Una suggestiva ipotesi sulla fine della mitica isola, supportata da alcuni dati geologici.
"Ci fu un terribile terremoto e poi subito un alluvione e l'isola di Atlantide finì inghiottita dal mare": così Platone descrive nel Timeo la fine dell'isola di Atlantide. Da queste parole molti hanno dedotto che la grande isola fu distrutta da uno tsunami. Nel 2001 alcuni geologi ipotizzarono che l'isola potesse trovarsi in corrispondenza di Spartel, un promontorio sottomarino vicino allo Stretto di Gibilterra. L'ipotesi indicava però che il promontorio e buona parte della costa africana ed europea circostante furono sommerse da un lento movimento di acqua, fatto non compatibile con quanto illustrato da Platone e che, secondo altri, sarebbe accaduto circa 12 000 anni fa.
"Platone — spiega il geologo Marc-André Gutscher dell'Università della Bretagna Occidentale di Plouzané — parla espressamente di un evento catastrofico che durò solo un giorno e quindi di uno tsunami". Gutscher ha poi trovato nei sedimenti marini della zona le tracce di violenti terremoti e di alluvioni che colpiscono l'intera area ogni circa 2000 anni. Inoltre Platone parla di coste fangose intorno alla città di Atlantide che impedivano l'attracco delle navi: Gutscher ha trovato anche dei depositi sedimentari di spessore variabile che si sarebbero formati circa 12 000 anni fa a seguito di uno tsunami.

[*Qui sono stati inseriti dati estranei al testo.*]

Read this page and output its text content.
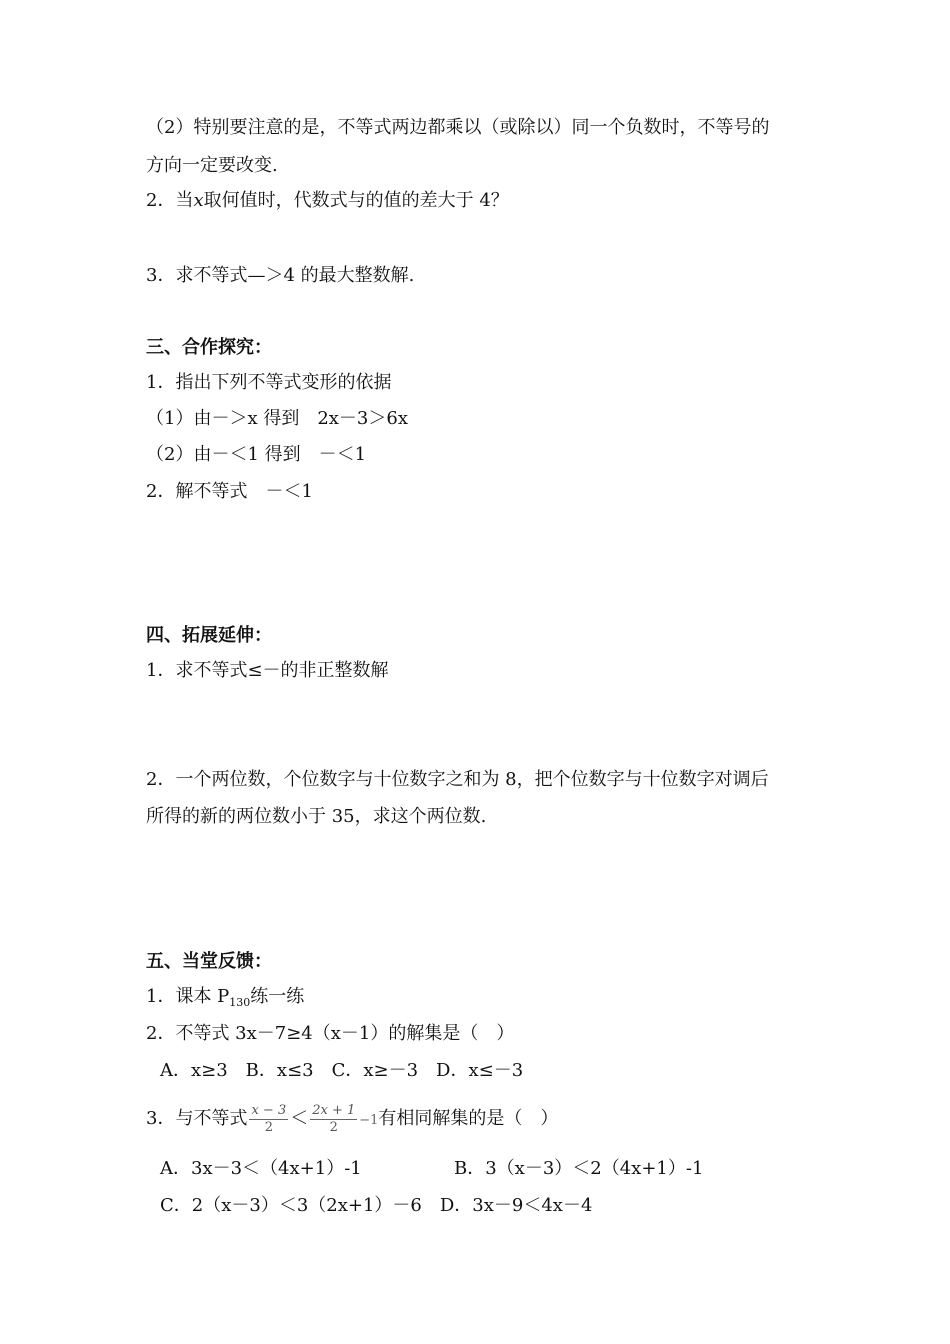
（2）特别要注意的是，不等式两边都乘以（或除以）同一个负数时，不等号的
方向一定要改变.
2．当x取何值时，代数式与的值的差大于 4？
3．求不等式—＞4 的最大整数解.
三、合作探究：
1．指出下列不等式变形的依据
（1）由－＞x 得到　2x－3＞6x
（2）由－＜1 得到　－＜1
2．解不等式　－＜1
四、拓展延伸：
1．求不等式≤－的非正整数解
2．一个两位数，个位数字与十位数字之和为 8，把个位数字与十位数字对调后
所得的新的两位数小于 35，求这个两位数.
五、当堂反馈：
1．课本 $P_{130}$练一练
2．不等式 3x－7≥4（x－1）的解集是（　）
A．x≥3　B．x≤3　C．x≥－3　D．x≤－3
3．与不等式 $\frac{x - 3}{2} < \frac{2x + 1}{2} -1$有相同解集的是（　）
A．3x－3＜（4x+1）-1	B．3（x－3）＜2（4x+1）-1
C．2（x－3）＜3（2x+1）－6　D．3x－9＜4x－4
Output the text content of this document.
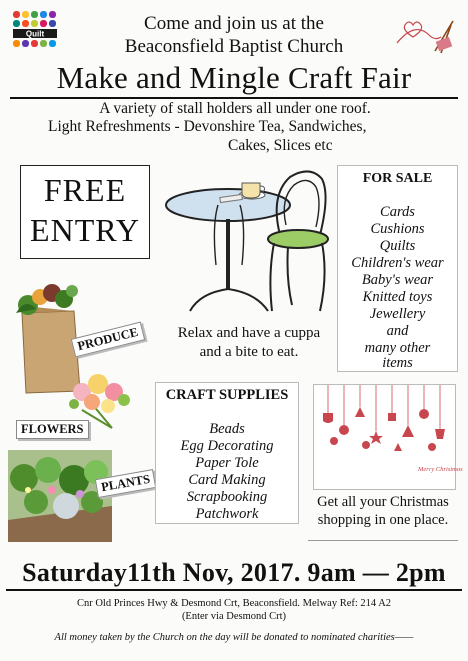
Quilt	Come and join us at the
Beaconsfield Baptist Church
Make and Mingle Craft Fair
A variety of stall holders all under one roof.
Light Refreshments - Devonshire Tea, Sandwiches,
Cakes, Slices etc
FREE
ENTRY
FOR SALE
Cards
Cushions
Quilts
Children's wear
Baby's wear
Knitted toys
Jewellery
and
many other
items
PRODUCE
FLOWERS
PLANTS
Relax and have a cuppa
and a bite to eat.
CRAFT SUPPLIES
Beads
Egg Decorating
Paper Tole
Card Making
Scrapbooking
Patchwork
Merry Christmas
Get all your Christmas
shopping in one place.
Saturday11th Nov, 2017. 9am — 2pm
Cnr Old Princes Hwy & Desmond Crt, Beaconsfield. Melway Ref: 214 A2
(Enter via Desmond Crt)
All money taken by the Church on the day will be donated to nominated charities——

Il geologo, però, non ha trovato nulla che possa indicare la presenza di strutture edificate dall'uomo su Spartel. Inoltre le mappe sottomarine elaborate mostrano che l'estensione complessiva di Spartel sia minore di quanto supposto finora. In passato, però, l'isola avrebbe potuto avere dimensioni differenti e la forma attuale probabilmente è il risultato dei numerosi terremoti avvenuti nel corso dei secoli. "Io — ha spiegato Gutscher — non ho dimostrato che Atlantide esiste e che questo è il posto dove sorgeva, ho solo messo in evidenza i legami che ci sono tra Spartel e il mito".